BP may not bid in next Gulf licensing round


BP may not bid in next Gulf licensing round


LONDON--BP may decide not to bid for further oil drilling leases in the next licensing round in the Gulf of Mexico, scheduled for March, as the company already holds a large number of contracts in what it considers to be one of its most important regions, Chief Executive Bob Dudley said Tuesday.

"We didn't, as a matter of course, bid on the last round of leases in the Gulf and may not in the next one. We have such a large position in the Gulf of Mexico that it's questionable how much we want to add to that," Mr. Dudley told reporters.

BP is one of the biggest producers of oil and gas in the Gulf and one of its most active prospectors. The region is a priority for BP, which sees it as one of the main drivers of medium- and long-term growth for the company.

However in November, the U.S. government's Obama-led administration temporarily blocked BP from obtaining new contracts with the U.S. government, citing a "lack due of business integrity" that resulted in the Deepwater Horizon oil spill in April 2010.

The suspension prevents BP from acquiring new oil-drilling leases or other government contracts, such as supplying fuel to the U.S. military, until BP can prove it meets federal business standards, the Environmental Protection Agency said in November.

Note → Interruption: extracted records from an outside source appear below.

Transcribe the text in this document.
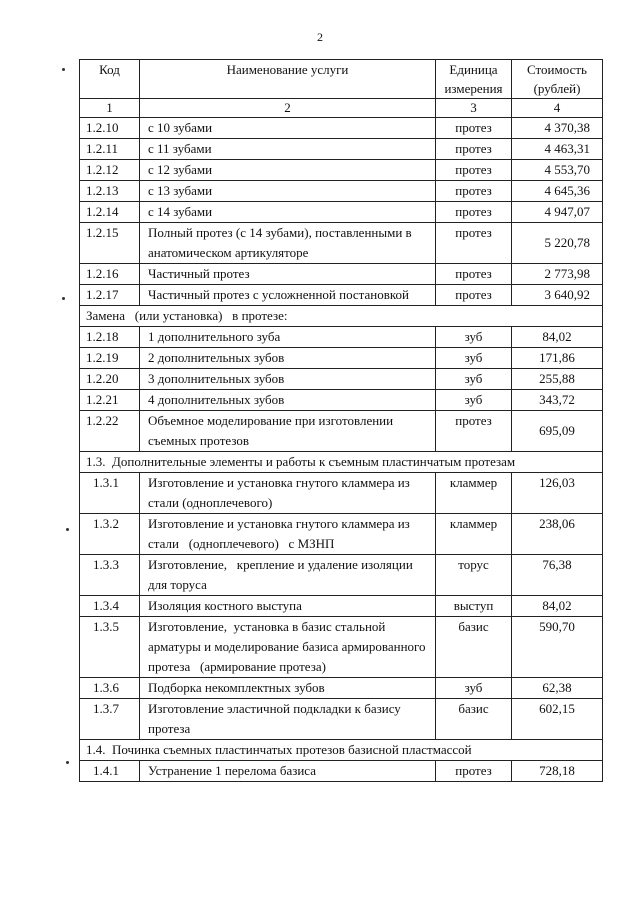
2
Код	Наименование услуги	Единица измерения	Стоимость (рублей)
1	2	3	4
1.2.10	с 10 зубами	протез	4 370,38
1.2.11	с 11 зубами	протез	4 463,31
1.2.12	с 12 зубами	протез	4 553,70
1.2.13	с 13 зубами	протез	4 645,36
1.2.14	с 14 зубами	протез	4 947,07
1.2.15	Полный протез (с 14 зубами), поставленными в анатомическом артикуляторе	протез	5 220,78
1.2.16	Частичный протез	протез	2 773,98
1.2.17	Частичный протез с усложненной постановкой	протез	3 640,92
Замена   (или установка)   в протезе:			
1.2.18	1 дополнительного зуба	зуб	84,02
1.2.19	2 дополнительных зубов	зуб	171,86
1.2.20	3 дополнительных зубов	зуб	255,88
1.2.21	4 дополнительных зубов	зуб	343,72
1.2.22	Объемное моделирование при изготовлении съемных протезов	протез	695,09
1.3.  Дополнительные элементы и работы к съемным пластинчатым протезам			
1.3.1	Изготовление и установка гнутого кламмера из стали (одноплечевого)	кламмер	126,03
1.3.2	Изготовление и установка гнутого кламмера из стали   (одноплечевого)   с МЗНП	кламмер	238,06
1.3.3	Изготовление,   крепление и удаление изоляции для торуса	торус	76,38
1.3.4	Изоляция костного выступа	выступ	84,02
1.3.5	Изготовление,  установка в базис стальной арматуры и моделирование базиса армированного протеза   (армирование протеза)	базис	590,70
1.3.6	Подборка некомплектных зубов	зуб	62,38
1.3.7	Изготовление эластичной подкладки к базису протеза	базис	602,15
1.4.  Починка съемных пластинчатых протезов базисной пластмассой			
1.4.1	Устранение 1 перелома базиса	протез	728,18
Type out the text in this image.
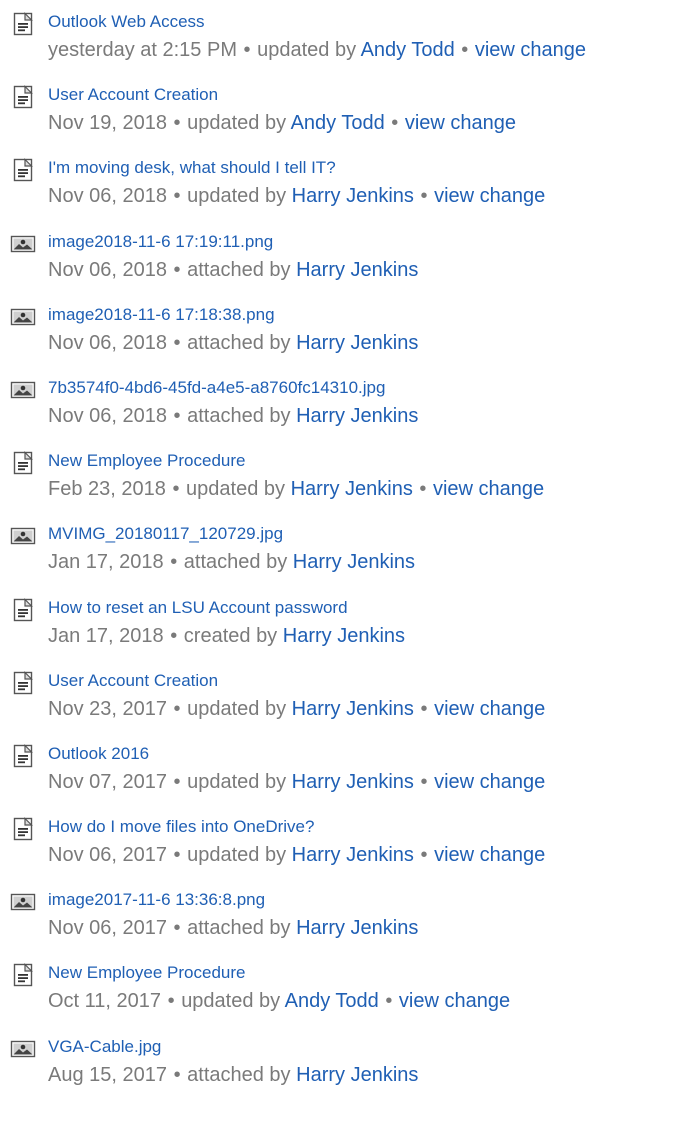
Outlook Web Access
yesterday at 2:15 PM • updated by Andy Todd • view change
User Account Creation
Nov 19, 2018 • updated by Andy Todd • view change
I'm moving desk, what should I tell IT?
Nov 06, 2018 • updated by Harry Jenkins • view change
image2018-11-6 17:19:11.png
Nov 06, 2018 • attached by Harry Jenkins
image2018-11-6 17:18:38.png
Nov 06, 2018 • attached by Harry Jenkins
7b3574f0-4bd6-45fd-a4e5-a8760fc14310.jpg
Nov 06, 2018 • attached by Harry Jenkins
New Employee Procedure
Feb 23, 2018 • updated by Harry Jenkins • view change
MVIMG_20180117_120729.jpg
Jan 17, 2018 • attached by Harry Jenkins
How to reset an LSU Account password
Jan 17, 2018 • created by Harry Jenkins
User Account Creation
Nov 23, 2017 • updated by Harry Jenkins • view change
Outlook 2016
Nov 07, 2017 • updated by Harry Jenkins • view change
How do I move files into OneDrive?
Nov 06, 2017 • updated by Harry Jenkins • view change
image2017-11-6 13:36:8.png
Nov 06, 2017 • attached by Harry Jenkins
New Employee Procedure
Oct 11, 2017 • updated by Andy Todd • view change
VGA-Cable.jpg
Aug 15, 2017 • attached by Harry Jenkins
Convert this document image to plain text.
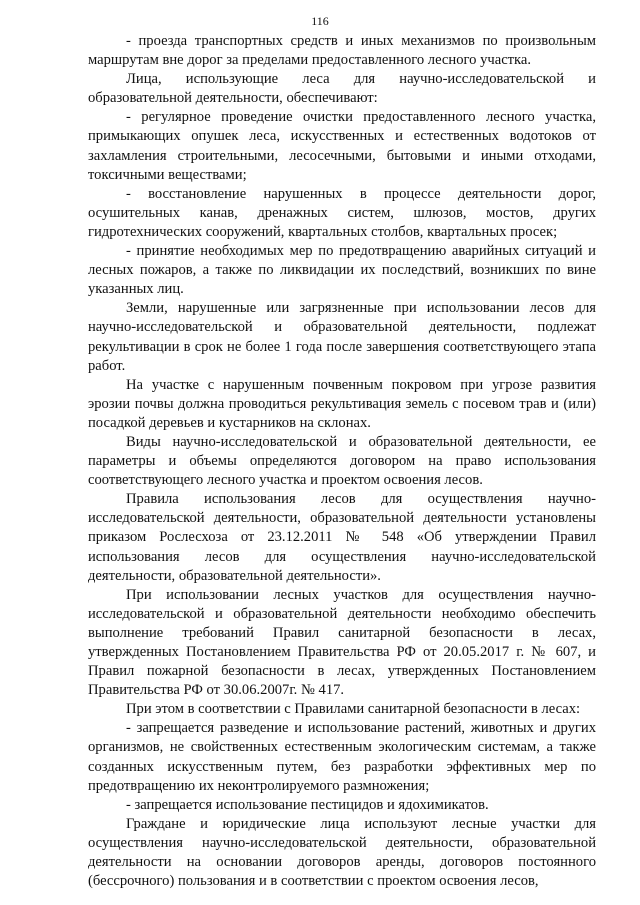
116

- проезда транспортных средств и иных механизмов по произвольным маршрутам вне дорог за пределами предоставленного лесного участка.

Лица, использующие леса для научно-исследовательской и образовательной деятельности, обеспечивают:

- регулярное проведение очистки предоставленного лесного участка, примыкающих опушек леса, искусственных и естественных водотоков от захламления строительными, лесосечными, бытовыми и иными отходами, токсичными веществами;

- восстановление нарушенных в процессе деятельности дорог, осушительных канав, дренажных систем, шлюзов, мостов, других гидротехнических сооружений, квартальных столбов, квартальных просек;

- принятие необходимых мер по предотвращению аварийных ситуаций и лесных пожаров, а также по ликвидации их последствий, возникших по вине указанных лиц.

Земли, нарушенные или загрязненные при использовании лесов для научно-исследовательской и образовательной деятельности, подлежат рекультивации в срок не более 1 года после завершения соответствующего этапа работ.

На участке с нарушенным почвенным покровом при угрозе развития эрозии почвы должна проводиться рекультивация земель с посевом трав и (или) посадкой деревьев и кустарников на склонах.

Виды научно-исследовательской и образовательной деятельности, ее параметры и объемы определяются договором на право использования соответствующего лесного участка и проектом освоения лесов.

Правила использования лесов для осуществления научно-исследовательской деятельности, образовательной деятельности установлены приказом Рослесхоза от 23.12.2011 № 548 «Об утверждении Правил использования лесов для осуществления научно-исследовательской деятельности, образовательной деятельности».

При использовании лесных участков для осуществления научно-исследовательской и образовательной деятельности необходимо обеспечить выполнение требований Правил санитарной безопасности в лесах, утвержденных Постановлением Правительства РФ от 20.05.2017 г. № 607, и Правил пожарной безопасности в лесах, утвержденных Постановлением Правительства РФ от 30.06.2007г. № 417.

При этом в соответствии с Правилами санитарной безопасности в лесах:

- запрещается разведение и использование растений, животных и других организмов, не свойственных естественным экологическим системам, а также созданных искусственным путем, без разработки эффективных мер по предотвращению их неконтролируемого размножения;

- запрещается использование пестицидов и ядохимикатов.

Граждане и юридические лица используют лесные участки для осуществления научно-исследовательской деятельности, образовательной деятельности на основании договоров аренды, договоров постоянного (бессрочного) пользования и в соответствии с проектом освоения лесов,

BP has been talking to the EPA, which imposed the temporary suspension in November, but said it could take some time to reach an administrative agreement with the agency on the issue.

The ban doesn't impact current operations and BP continues to receive the permits it requires to drill in the Gulf, where it already has around 700 licenses, Mr. Dudley said.

Regarding BP's contracts to supply fuel to the U.S. military, some of which have recently expired, Mr. Dudley said the margins were "wafer thin" and the loss "immaterial" to the company.

BP currently has seven rigs up and running in the Gulf, where it is drilling production and injection wells as well as an appraisal well on the giant Kaskida prospect, he said.